Alzheimer's disease, among the most common neurodegenerative disorders, is characterized by progressive cognitive impairment. At present, the Alzheimer's disease main risk remains genetic risks, but major environmental factors are increasingly shown to impact Alzheimer's disease development and progression. Microglia, the most important brain immune cells, play a central role in Alzheimer's disease pathogenesis and are considered environmental and lifestyle "sensors." Factors like environmental pollution and modern lifestyles (e.g., chronic stress, poor dietary habits, sleep, and circadian rhythm disorders) can cause neuroinflammatory responses that lead to cognitive impairment via microglial functioning and phenotypic regulation. However, the specific mechanisms underlying interactions among these factors and microglia in Alzheimer's disease are unclear. Herein, we: discuss the biological effects of air pollution, chronic stress, gut microbiota, sleep patterns, physical exercise, cigarette smoking, and caffeine consumption on microglia; consider how unhealthy lifestyle factors influence individual susceptibility to Alzheimer's disease; and present the neuroprotective effects of a healthy lifestyle. Toward intervening and controlling these environmental risk factors at an early Alzheimer's disease stage, understanding the role of microglia in Alzheimer's disease development, and targeting strategies to target microglia, could be essential to future Alzheimer's disease treatments.

Figure 1

Possible mechanisms by which microglia detect PM_2.5 and some AD-related neuropathologic consequences of this exposure.

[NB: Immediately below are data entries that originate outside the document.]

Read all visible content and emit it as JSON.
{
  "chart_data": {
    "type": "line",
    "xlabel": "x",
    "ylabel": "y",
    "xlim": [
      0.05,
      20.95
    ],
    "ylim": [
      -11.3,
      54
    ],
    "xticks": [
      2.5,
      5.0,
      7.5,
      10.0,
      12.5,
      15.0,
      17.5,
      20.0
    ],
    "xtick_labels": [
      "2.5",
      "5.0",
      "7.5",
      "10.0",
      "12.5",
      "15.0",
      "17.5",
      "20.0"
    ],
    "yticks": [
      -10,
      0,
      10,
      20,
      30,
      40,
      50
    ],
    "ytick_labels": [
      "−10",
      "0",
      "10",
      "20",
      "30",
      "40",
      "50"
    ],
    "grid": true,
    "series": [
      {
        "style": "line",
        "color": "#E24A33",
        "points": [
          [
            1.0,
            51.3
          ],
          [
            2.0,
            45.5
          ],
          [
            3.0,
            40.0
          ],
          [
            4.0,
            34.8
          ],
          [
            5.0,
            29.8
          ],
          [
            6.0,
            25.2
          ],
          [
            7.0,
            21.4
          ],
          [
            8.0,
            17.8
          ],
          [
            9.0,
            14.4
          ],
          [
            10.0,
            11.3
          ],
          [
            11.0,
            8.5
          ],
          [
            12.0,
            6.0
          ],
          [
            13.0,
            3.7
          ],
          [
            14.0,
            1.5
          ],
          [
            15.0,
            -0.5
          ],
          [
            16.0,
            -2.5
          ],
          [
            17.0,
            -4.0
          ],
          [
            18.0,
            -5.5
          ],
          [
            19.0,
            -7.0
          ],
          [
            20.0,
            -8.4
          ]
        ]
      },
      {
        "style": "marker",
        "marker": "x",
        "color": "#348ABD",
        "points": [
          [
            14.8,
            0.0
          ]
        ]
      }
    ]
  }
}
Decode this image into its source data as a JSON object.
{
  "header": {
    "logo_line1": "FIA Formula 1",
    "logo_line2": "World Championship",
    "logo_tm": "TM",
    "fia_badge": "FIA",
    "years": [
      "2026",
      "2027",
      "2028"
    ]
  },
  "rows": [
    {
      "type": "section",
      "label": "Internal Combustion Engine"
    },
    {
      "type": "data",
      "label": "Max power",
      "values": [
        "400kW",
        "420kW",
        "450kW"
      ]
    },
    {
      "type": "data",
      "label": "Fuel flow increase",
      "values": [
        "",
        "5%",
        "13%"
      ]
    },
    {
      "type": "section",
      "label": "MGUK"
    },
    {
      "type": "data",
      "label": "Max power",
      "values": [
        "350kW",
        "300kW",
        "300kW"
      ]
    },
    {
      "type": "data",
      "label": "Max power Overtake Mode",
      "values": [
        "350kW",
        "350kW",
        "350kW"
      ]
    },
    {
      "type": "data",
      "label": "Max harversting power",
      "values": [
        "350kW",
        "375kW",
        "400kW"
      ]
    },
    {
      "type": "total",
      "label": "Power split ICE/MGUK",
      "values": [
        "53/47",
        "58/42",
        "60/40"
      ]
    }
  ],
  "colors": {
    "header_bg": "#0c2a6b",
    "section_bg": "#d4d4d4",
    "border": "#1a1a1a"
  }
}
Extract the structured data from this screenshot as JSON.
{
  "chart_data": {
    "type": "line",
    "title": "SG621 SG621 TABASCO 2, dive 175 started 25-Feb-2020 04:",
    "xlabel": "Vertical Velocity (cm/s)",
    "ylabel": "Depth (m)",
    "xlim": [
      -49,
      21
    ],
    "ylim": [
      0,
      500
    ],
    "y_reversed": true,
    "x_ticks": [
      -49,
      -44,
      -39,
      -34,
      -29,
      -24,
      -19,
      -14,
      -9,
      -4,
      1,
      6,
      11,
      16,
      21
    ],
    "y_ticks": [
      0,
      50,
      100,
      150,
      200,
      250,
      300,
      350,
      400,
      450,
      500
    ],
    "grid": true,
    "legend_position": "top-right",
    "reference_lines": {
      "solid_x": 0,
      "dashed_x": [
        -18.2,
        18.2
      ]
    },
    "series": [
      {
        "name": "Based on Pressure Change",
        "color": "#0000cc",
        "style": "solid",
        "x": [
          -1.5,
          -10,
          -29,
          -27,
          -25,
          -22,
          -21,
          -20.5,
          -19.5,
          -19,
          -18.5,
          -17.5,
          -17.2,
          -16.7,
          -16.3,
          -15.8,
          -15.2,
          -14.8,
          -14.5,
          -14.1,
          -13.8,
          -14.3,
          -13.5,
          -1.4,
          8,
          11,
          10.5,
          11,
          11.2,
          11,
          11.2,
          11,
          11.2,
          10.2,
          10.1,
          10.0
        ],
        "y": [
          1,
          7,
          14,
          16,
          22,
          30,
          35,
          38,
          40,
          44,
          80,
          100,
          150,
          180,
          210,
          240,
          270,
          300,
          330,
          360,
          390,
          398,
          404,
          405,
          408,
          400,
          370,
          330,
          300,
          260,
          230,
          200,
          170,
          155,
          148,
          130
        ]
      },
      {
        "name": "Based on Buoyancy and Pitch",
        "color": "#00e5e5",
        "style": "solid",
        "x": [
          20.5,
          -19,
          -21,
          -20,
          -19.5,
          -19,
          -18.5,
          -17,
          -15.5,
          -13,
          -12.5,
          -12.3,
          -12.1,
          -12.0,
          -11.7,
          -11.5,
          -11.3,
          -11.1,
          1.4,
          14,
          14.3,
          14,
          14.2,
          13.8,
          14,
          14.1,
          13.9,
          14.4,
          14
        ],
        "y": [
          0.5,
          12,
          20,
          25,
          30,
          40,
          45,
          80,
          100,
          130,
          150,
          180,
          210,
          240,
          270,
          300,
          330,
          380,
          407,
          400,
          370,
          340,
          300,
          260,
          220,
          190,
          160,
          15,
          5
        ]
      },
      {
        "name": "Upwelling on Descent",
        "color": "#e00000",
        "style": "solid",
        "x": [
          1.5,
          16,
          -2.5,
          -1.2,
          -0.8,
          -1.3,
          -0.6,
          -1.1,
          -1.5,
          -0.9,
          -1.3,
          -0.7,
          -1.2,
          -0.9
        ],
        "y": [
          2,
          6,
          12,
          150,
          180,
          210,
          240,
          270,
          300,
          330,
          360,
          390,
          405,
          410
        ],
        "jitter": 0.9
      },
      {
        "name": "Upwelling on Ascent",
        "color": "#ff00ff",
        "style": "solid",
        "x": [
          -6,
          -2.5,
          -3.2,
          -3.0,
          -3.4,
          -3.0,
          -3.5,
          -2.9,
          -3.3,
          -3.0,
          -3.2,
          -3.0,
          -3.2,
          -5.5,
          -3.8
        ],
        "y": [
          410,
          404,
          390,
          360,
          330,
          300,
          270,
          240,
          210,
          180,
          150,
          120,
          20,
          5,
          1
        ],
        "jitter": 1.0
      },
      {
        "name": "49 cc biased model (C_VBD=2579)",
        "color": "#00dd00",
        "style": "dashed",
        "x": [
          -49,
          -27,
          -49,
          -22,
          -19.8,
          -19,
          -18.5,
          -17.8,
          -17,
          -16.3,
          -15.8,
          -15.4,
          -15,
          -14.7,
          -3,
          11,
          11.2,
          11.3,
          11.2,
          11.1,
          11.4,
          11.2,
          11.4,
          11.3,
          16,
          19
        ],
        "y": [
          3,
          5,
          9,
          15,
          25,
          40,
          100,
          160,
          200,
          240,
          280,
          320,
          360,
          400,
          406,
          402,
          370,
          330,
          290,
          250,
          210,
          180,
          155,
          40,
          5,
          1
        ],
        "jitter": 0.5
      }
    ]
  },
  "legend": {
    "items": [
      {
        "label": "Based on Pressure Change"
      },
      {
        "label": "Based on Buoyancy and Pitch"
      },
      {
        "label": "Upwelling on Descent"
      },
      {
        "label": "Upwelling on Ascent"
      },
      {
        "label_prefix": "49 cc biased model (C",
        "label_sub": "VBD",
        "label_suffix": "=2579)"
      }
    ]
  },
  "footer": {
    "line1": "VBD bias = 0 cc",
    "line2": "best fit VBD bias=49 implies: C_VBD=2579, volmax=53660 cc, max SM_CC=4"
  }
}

Microglia detect PM_2.5 entering the brain via the nasal route. These particles can directly damage neurons, activating microglia and causing cytokine release via the peripheral systemic inflammatory system through the respiratory tract and activated microglia. AD biomarkers changes from PM_2.5 exposure include: 1) high amyloid PET scan positivity; 2) low DNA methylation; 3) cerebrospinal fluid (reduced Aβ₄₂, Aβ₄₀, and BDNF; increased t-tau, p-tau, and inflammatory cytokines IL-1β, IL-6, and TNF-α). Created with Adobe Illustrator CS6. AD: Alzheimer's disease; Aβ: amyloid-β; BDNF: brain-derived neurotrophic factor; DNA: deoxyribonucleic acid; IL-1β: interleukin-1β; IL-6: interleukin-6; PET: positron emission tomography; PM_2.5: particulate matter (PM) with diameter < 2.5 µm; TNF-α: tumor necrosis factor.

Figure 2

Microglia as stress response sensors. Stress induces a series of alterations in microglial morphology, function, and immunophenotype through stress hormones/transmitters. These changes allow microglia to undergo a markedly increased proinflammatory response, leading to increased levels of neurotoxic cytokines and accumulating Aβ and neurofibrillary tangles. These combined factors may accelerate AD onset. Created with Adobe Illustrator CS6. ACTH: Adrenocorticotropic hormone; ADX: adrenalectomy; Aβ: amyloid-β; DAMP: danger-associated molecular patterns; HPA: hypothalamic-pituitary-adrenal; PAMP: pathogen-associated molecular patterns; RU486: glucocorticoid receptor GR antagonist.

Figure 3

Postulated links between gut microbiota dysregulation and AD pathology, and microbiota-gut-brain axis reconditioning with antibiotic treatment and probiotic supplementation. Intestinal flora dysregulation in patients with AD allows increased intestinal barrier permeability, leading to microglial activation and neuroinflammation, which promotes Aβ plaque accumulation and tau hyperphosphorylation, ultimately leading to cognitive impairment. Antibiotics can modulate microbiota composition and probiotics can normalize intestinal bacteria. Created with Adobe Illustrator CS6. AD: Alzheimer's disease; Aβ: amyloid-β; IL-1β: interleukin-1β; IL-6: interleukin-6; TNF-α: tumor necrosis factor.